In questa terra desolata, che nessun fiore d’aprile potrà più allietare, mi propongo di trascrivere – continuamente aggiornando – eventi salienti, così come vengono a selezionarsi ed a ricomporsi nella mente, e dunque tessendo e sciogliendo nodi e aprendo e richiudendo pieghe e accentuando e lenendo piaghe su una tela continuamente ridisegnata dalla macchina analitica della psiche, nella sua tendenziosa selezione dei dati, fingendo una possibile verità.
Una verità esistenziale, quella che, per esempio, spingeva l’autore del tempo perduto a ritornare sul manoscritto della Ricerca per annotarvi via via le impressioni relative alla progressione del proprio trapasso. Una verità data dall’incessante volontà di sapere il sapere e di trasmettere questo sapere, di cui il piccolo disegno autografo di Goya, che mi accompagna da sempre, come un angelo kleeiano, si fa testimone. Un disegno nel quale il vecchio artista, in procinto di morire, si ritrae, i capelli e la barba canuti, sorreggendosi con l’aiuto di due bastoni, mentre muove ancora un passo. Il volto, su cui aleggia un sorriso, è rivolto verso di noi che lo guardiamo. Voglio credere che questo foglietto fosse accluso alla lettera inviata al figlio, nella quale lo invita a passare a salutarlo per l’ultima volta. E, con la stessa penna del disegno, che lo ritrae mentre sembra uscire dalla pagina e dalla vita, aggiunge, Goya, una commovente e, nello stesso tempo sapienziale, ultima dichiarazione: Aun aprendo! E ancora imparo!
A partire da queste prime considerazioni, che iniziano a svolgere il filo rosso di una narrazione, la scrittura comincia inevitabilmente a prendere la forma di un diario in incessante ritessitura: una storia attraversata da una fastidiosa franchezza del tutto anormale.

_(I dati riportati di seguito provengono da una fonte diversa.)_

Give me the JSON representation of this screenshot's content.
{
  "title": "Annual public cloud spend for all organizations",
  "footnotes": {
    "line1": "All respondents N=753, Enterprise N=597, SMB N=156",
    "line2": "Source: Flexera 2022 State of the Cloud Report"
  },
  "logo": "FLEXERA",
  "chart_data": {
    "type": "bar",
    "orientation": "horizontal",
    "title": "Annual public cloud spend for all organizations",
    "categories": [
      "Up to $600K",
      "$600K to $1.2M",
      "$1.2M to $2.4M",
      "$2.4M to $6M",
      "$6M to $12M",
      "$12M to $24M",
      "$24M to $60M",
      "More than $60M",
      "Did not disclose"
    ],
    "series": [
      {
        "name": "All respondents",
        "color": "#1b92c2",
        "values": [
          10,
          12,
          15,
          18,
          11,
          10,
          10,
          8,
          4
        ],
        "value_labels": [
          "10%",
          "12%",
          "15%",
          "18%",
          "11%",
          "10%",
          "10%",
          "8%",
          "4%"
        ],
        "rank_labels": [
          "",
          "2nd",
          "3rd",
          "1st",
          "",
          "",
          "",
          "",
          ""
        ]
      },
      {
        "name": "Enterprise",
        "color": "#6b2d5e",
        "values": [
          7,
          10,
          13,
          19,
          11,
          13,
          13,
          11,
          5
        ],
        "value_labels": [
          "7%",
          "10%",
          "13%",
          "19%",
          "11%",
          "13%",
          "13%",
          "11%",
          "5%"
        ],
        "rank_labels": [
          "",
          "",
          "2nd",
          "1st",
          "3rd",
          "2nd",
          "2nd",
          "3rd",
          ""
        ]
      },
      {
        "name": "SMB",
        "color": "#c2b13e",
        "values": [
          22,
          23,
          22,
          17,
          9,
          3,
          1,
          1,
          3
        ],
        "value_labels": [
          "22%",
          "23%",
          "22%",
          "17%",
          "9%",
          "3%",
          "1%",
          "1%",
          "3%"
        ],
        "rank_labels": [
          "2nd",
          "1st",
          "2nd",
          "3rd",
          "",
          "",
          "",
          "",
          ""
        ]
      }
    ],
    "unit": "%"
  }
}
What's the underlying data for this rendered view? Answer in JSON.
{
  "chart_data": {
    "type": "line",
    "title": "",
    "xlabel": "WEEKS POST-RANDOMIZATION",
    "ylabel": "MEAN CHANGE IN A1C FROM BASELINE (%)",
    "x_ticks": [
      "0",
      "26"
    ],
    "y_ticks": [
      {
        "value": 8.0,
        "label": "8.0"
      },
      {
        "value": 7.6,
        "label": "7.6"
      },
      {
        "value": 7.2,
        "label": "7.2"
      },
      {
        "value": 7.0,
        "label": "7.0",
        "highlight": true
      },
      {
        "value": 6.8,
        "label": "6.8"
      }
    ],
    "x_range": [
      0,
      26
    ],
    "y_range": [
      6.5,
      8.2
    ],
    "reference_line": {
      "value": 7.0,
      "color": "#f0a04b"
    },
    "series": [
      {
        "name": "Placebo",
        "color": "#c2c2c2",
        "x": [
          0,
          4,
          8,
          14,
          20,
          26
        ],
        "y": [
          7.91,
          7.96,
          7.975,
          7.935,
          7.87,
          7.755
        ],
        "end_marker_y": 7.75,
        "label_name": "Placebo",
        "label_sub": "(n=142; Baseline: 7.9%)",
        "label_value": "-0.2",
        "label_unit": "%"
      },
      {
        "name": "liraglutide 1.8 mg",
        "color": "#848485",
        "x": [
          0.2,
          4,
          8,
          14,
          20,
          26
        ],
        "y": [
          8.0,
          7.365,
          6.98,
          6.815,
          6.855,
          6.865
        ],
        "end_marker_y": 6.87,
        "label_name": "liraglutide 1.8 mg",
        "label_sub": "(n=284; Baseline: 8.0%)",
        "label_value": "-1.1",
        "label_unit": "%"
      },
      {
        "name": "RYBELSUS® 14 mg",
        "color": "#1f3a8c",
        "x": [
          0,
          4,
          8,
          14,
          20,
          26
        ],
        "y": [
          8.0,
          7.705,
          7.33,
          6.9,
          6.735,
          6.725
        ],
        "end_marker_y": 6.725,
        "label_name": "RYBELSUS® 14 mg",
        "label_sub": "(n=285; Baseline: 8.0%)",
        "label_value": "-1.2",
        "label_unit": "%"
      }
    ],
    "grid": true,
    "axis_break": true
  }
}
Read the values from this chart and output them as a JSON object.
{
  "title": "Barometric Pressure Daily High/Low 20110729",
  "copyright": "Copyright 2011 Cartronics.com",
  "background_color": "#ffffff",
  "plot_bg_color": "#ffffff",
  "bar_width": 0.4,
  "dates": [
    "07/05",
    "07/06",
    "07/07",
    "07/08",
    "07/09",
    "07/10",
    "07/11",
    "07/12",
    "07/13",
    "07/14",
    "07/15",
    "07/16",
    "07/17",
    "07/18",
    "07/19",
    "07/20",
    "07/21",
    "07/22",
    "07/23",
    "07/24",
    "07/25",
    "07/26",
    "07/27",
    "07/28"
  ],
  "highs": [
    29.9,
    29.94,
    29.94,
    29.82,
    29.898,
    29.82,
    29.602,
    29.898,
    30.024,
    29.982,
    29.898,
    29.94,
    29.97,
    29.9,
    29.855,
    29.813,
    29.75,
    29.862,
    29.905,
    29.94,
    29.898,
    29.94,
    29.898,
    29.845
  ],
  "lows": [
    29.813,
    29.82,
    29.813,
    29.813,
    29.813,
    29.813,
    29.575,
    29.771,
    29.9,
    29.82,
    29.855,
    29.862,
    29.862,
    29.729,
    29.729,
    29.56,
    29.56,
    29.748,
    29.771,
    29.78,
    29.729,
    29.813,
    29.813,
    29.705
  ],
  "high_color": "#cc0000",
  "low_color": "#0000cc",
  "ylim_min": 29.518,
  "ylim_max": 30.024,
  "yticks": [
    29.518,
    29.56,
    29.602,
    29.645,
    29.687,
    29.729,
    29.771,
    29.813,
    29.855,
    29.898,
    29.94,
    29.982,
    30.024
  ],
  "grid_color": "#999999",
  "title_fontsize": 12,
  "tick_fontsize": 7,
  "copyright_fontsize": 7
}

A questa filosofia – a cui fa riferimento, da sempre, la scelta di pubblicare, di raccogliere in dispense e, negli ultimi anni, di mettere on line, senza censure e manipolazioni, la registrazione di ogni lezione e di ogni importante intervento in pubblico – vorrei tenere fede, iniziando questo evolutivo metamorfico indefinito esperimento narrativo.